BREMERHAVEN - Das Warten hat ein Ende. Nach mehreren Monaten Sanierungsarbeiten ist das Koggehaus im „Deutschen Schiffahrtsmuseum“ (DSM) in Bremerhaven ab sofort wieder für die Öffentlichkeit zugänglich. Das teilte ein Museumssprecher am Freitag mit.

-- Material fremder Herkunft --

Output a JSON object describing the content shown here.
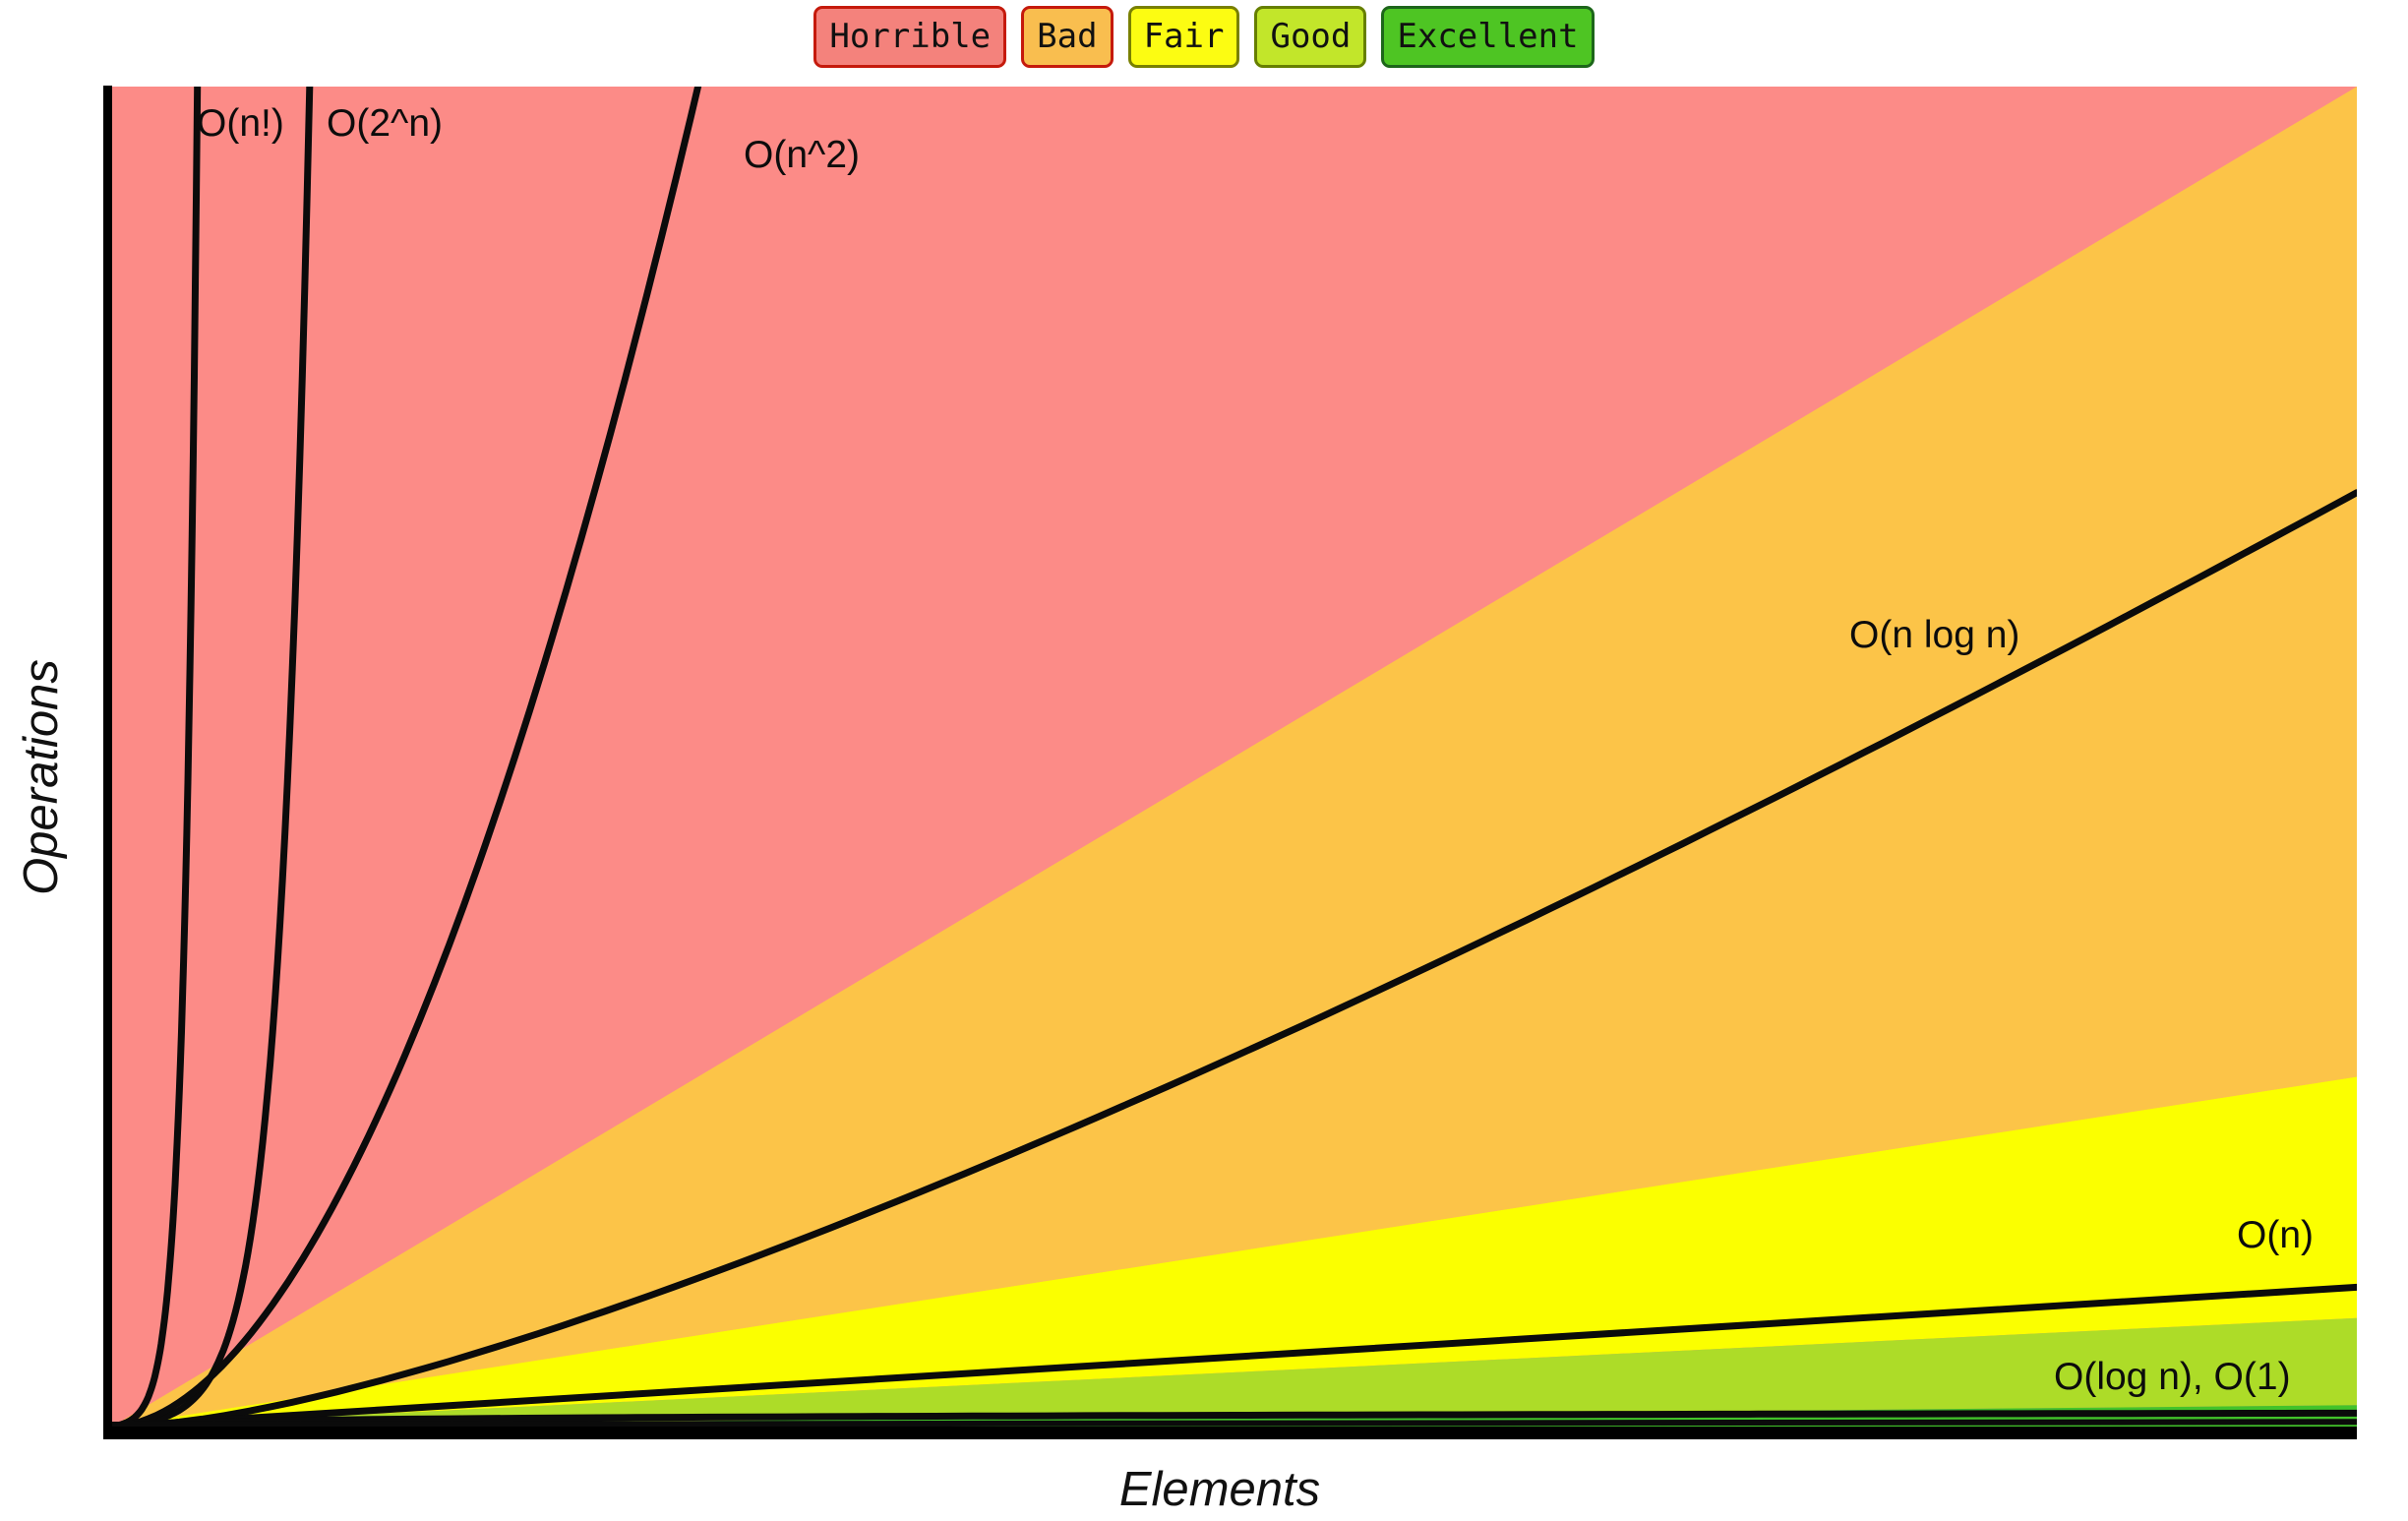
{
  "legend": {
    "items": [
      {
        "label": "Horrible",
        "fill": "#f4827c",
        "border": "#c51a0c"
      },
      {
        "label": "Bad",
        "fill": "#f9be4f",
        "border": "#c51a0c"
      },
      {
        "label": "Fair",
        "fill": "#fcfc12",
        "border": "#798000"
      },
      {
        "label": "Good",
        "fill": "#c2e62a",
        "border": "#667f00"
      },
      {
        "label": "Excellent",
        "fill": "#4ec523",
        "border": "#1d661a"
      }
    ]
  },
  "axis_labels": {
    "x": "Elements",
    "y": "Operations"
  },
  "curve_labels": {
    "n_factorial": "O(n!)",
    "two_pow_n": "O(2^n)",
    "n_squared": "O(n^2)",
    "n_log_n": "O(n log n)",
    "n_linear": "O(n)",
    "log_n_const": "O(log n), O(1)"
  },
  "colors": {
    "curve": "#0b0b0b",
    "axis": "#000000"
  },
  "chart_data": {
    "type": "area",
    "xlabel": "Elements",
    "ylabel": "Operations",
    "grid": false,
    "legend_position": "top-center",
    "regions": [
      {
        "name": "Horrible",
        "color": "#fc8b87",
        "background": true,
        "right_edge_height_frac": [
          1.0,
          1.0
        ]
      },
      {
        "name": "Bad",
        "color": "#fcc448",
        "background": false,
        "right_edge_height_frac": [
          0.261,
          1.0
        ]
      },
      {
        "name": "Fair",
        "color": "#fbff00",
        "background": false,
        "right_edge_height_frac": [
          0.081,
          0.261
        ]
      },
      {
        "name": "Good",
        "color": "#addc28",
        "background": false,
        "right_edge_height_frac": [
          0.016,
          0.081
        ]
      },
      {
        "name": "Excellent",
        "color": "#42c32a",
        "background": false,
        "right_edge_height_frac": [
          0.0,
          0.016
        ]
      }
    ],
    "curves": [
      {
        "label": "O(n!)",
        "kind": "factorial",
        "top_crossing_x_frac": 0.038
      },
      {
        "label": "O(2^n)",
        "kind": "exponential",
        "top_crossing_x_frac": 0.088
      },
      {
        "label": "O(n^2)",
        "kind": "quadratic",
        "top_crossing_x_frac": 0.261
      },
      {
        "label": "O(n log n)",
        "kind": "linearithmic",
        "right_edge_height_frac": 0.697
      },
      {
        "label": "O(n)",
        "kind": "linear",
        "right_edge_height_frac": 0.104
      },
      {
        "label": "O(log n)",
        "kind": "logarithmic",
        "right_edge_height_frac": 0.01
      },
      {
        "label": "O(1)",
        "kind": "constant",
        "right_edge_height_frac": 0.002
      }
    ]
  }
}
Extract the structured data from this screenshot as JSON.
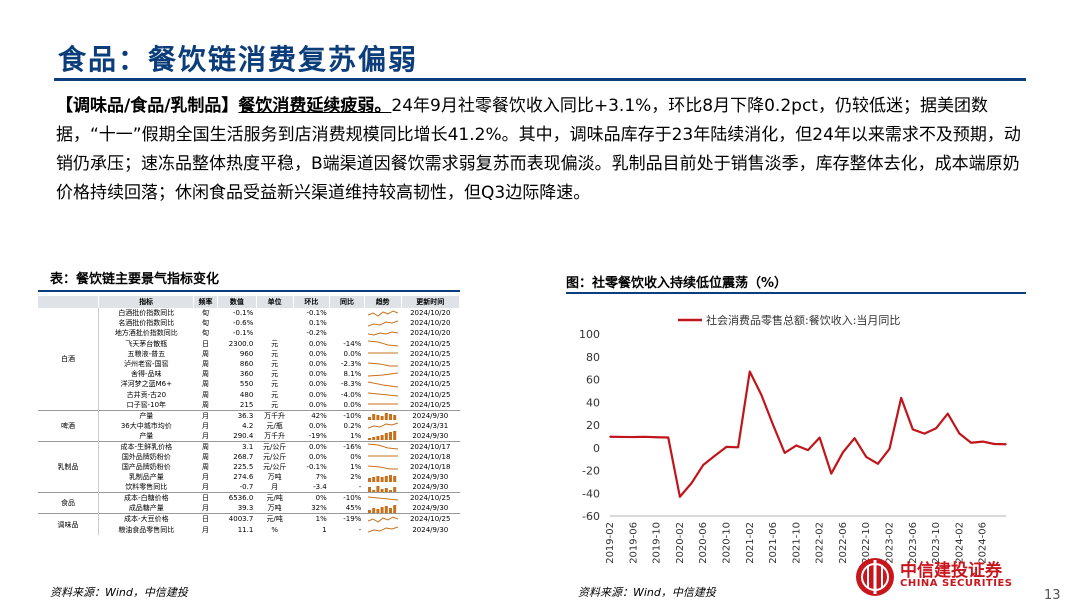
{
  "title": "食品：餐饮链消费复苏偏弱",
  "paragraph": {
    "tag": "【调味品/食品/乳制品】",
    "lead": "餐饮消费延续疲弱。",
    "body": "24年9月社零餐饮收入同比+3.1%，环比8月下降0.2pct，仍较低迷；据美团数据，“十一”假期全国生活服务到店消费规模同比增长41.2%。其中，调味品库存于23年陆续消化，但24年以来需求不及预期，动销仍承压；速冻品整体热度平稳，B端渠道因餐饮需求弱复苏而表现偏淡。乳制品目前处于销售淡季，库存整体去化，成本端原奶价格持续回落；休闲食品受益新兴渠道维持较高韧性，但Q3边际降速。"
  },
  "table": {
    "title": "表：餐饮链主要景气指标变化",
    "headers": [
      "指标",
      "频率",
      "数值",
      "单位",
      "环比",
      "同比",
      "趋势",
      "更新时间"
    ],
    "groups": [
      {
        "category": "白酒",
        "rows": [
          [
            "白酒批价指数同比",
            "旬",
            "-0.1%",
            "",
            "-0.1%",
            "",
            "2024/10/20"
          ],
          [
            "名酒批价指数同比",
            "旬",
            "-0.6%",
            "",
            "0.1%",
            "",
            "2024/10/20"
          ],
          [
            "地方酒批价指数同比",
            "旬",
            "-0.1%",
            "",
            "-0.2%",
            "",
            "2024/10/20"
          ],
          [
            "飞天茅台散瓶",
            "日",
            "2300.0",
            "元",
            "0.0%",
            "-14%",
            "2024/10/25"
          ],
          [
            "五粮液-普五",
            "周",
            "960",
            "元",
            "0.0%",
            "0.0%",
            "2024/10/25"
          ],
          [
            "泸州老窖-国窖",
            "周",
            "860",
            "元",
            "0.0%",
            "-2.3%",
            "2024/10/25"
          ],
          [
            "舍得-品味",
            "周",
            "360",
            "元",
            "0.0%",
            "8.1%",
            "2024/10/25"
          ],
          [
            "洋河梦之蓝M6+",
            "周",
            "550",
            "元",
            "0.0%",
            "-8.3%",
            "2024/10/25"
          ],
          [
            "古井贡-古20",
            "周",
            "480",
            "元",
            "0.0%",
            "-4.0%",
            "2024/10/25"
          ],
          [
            "口子窖-10年",
            "周",
            "215",
            "元",
            "0.0%",
            "0.0%",
            "2024/10/25"
          ]
        ]
      },
      {
        "category": "啤酒",
        "rows": [
          [
            "产量",
            "月",
            "36.3",
            "万千升",
            "42%",
            "-10%",
            "2024/9/30"
          ],
          [
            "36大中城市均价",
            "月",
            "4.2",
            "元/瓶",
            "0.0%",
            "0.2%",
            "2024/3/31"
          ],
          [
            "产量",
            "月",
            "290.4",
            "万千升",
            "-19%",
            "1%",
            "2024/9/30"
          ]
        ]
      },
      {
        "category": "乳制品",
        "rows": [
          [
            "成本-生鲜乳价格",
            "周",
            "3.1",
            "元/公斤",
            "0.0%",
            "-16%",
            "2024/10/17"
          ],
          [
            "国外品牌奶粉价",
            "周",
            "268.7",
            "元/公斤",
            "0.0%",
            "0%",
            "2024/10/18"
          ],
          [
            "国产品牌奶粉价",
            "周",
            "225.5",
            "元/公斤",
            "-0.1%",
            "1%",
            "2024/10/18"
          ],
          [
            "乳制品产量",
            "月",
            "274.6",
            "万吨",
            "7%",
            "2%",
            "2024/9/30"
          ],
          [
            "饮料零售同比",
            "月",
            "-0.7",
            "月",
            "-3.4",
            "-",
            "2024/9/30"
          ]
        ]
      },
      {
        "category": "食品",
        "rows": [
          [
            "成本-白糖价格",
            "日",
            "6536.0",
            "元/吨",
            "0%",
            "-10%",
            "2024/10/25"
          ],
          [
            "成品糖产量",
            "月",
            "39.3",
            "万吨",
            "32%",
            "45%",
            "2024/9/30"
          ]
        ]
      },
      {
        "category": "调味品",
        "rows": [
          [
            "成本-大豆价格",
            "日",
            "4003.7",
            "元/吨",
            "1%",
            "-19%",
            "2024/10/25"
          ],
          [
            "粮油食品零售同比",
            "月",
            "11.1",
            "%",
            "1",
            "-",
            "2024/9/30"
          ]
        ]
      }
    ],
    "source": "资料来源：Wind，中信建投"
  },
  "chart_data": {
    "type": "line",
    "title": "图：社零餐饮收入持续低位震荡（%）",
    "series": [
      {
        "name": "社会消费品零售总额:餐饮收入:当月同比",
        "color": "#c0151b",
        "x": [
          "2019-02",
          "2019-04",
          "2019-06",
          "2019-08",
          "2019-10",
          "2019-12",
          "2020-02",
          "2020-04",
          "2020-06",
          "2020-08",
          "2020-10",
          "2020-12",
          "2021-02",
          "2021-04",
          "2021-06",
          "2021-08",
          "2021-10",
          "2021-12",
          "2022-02",
          "2022-04",
          "2022-06",
          "2022-08",
          "2022-10",
          "2022-12",
          "2023-02",
          "2023-04",
          "2023-06",
          "2023-08",
          "2023-10",
          "2023-12",
          "2024-02",
          "2024-04",
          "2024-06",
          "2024-08",
          "2024-09"
        ],
        "values": [
          9.7,
          9.5,
          9.4,
          9.6,
          9.2,
          9.0,
          -43.1,
          -31.1,
          -15.2,
          -7.0,
          0.8,
          0.4,
          67.0,
          46.4,
          20.1,
          -4.5,
          2.0,
          -2.1,
          8.9,
          -22.7,
          -4.0,
          8.4,
          -8.1,
          -14.1,
          -0.9,
          43.8,
          16.1,
          12.4,
          17.1,
          30.0,
          12.5,
          4.4,
          5.4,
          3.3,
          3.1
        ]
      }
    ],
    "ylim": [
      -60,
      100
    ],
    "yticks": [
      -60,
      -40,
      -20,
      0,
      20,
      40,
      60,
      80,
      100
    ],
    "xticks": [
      "2019-02",
      "2019-06",
      "2019-10",
      "2020-02",
      "2020-06",
      "2020-10",
      "2021-02",
      "2021-06",
      "2021-10",
      "2022-02",
      "2022-06",
      "2022-10",
      "2023-02",
      "2023-06",
      "2023-10",
      "2024-02",
      "2024-06"
    ],
    "legend": "top",
    "grid": false,
    "source": "资料来源：Wind，中信建投"
  },
  "footer": {
    "logo_cn": "中信建投证券",
    "logo_en": "CHINA SECURITIES",
    "page_number": "13"
  }
}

Noch müssen Exponate gerückt und die neue Klimaanlage eingestellt werden, sagte Hans-Walter Keweloh, im DSM verantwortlich für die Schifffahrt des Mittelalters. Damit sei zunächst einmal die Bausubstanz des maroden Koggehauses von 1974 gerettet, so Keweloh. Die Bremer Hansekogge von 1380 (bei Bauarbeiten 1962 in der Weser bei Bremen gefunden) steht sicher – bei 50 Prozent Luftfeuchtigkeit und 20 Grad Außentemperatur.
Neuorientierung
Die komplette Koggehalle in ihrem Endzustand soll jedoch erst 2014 präsentiert werden, wenn alle Neubauarbeiten im DSM abgeschlossen sind. So sieht es der Masterplan für die Neuorientierung des Nationalmuseums vor.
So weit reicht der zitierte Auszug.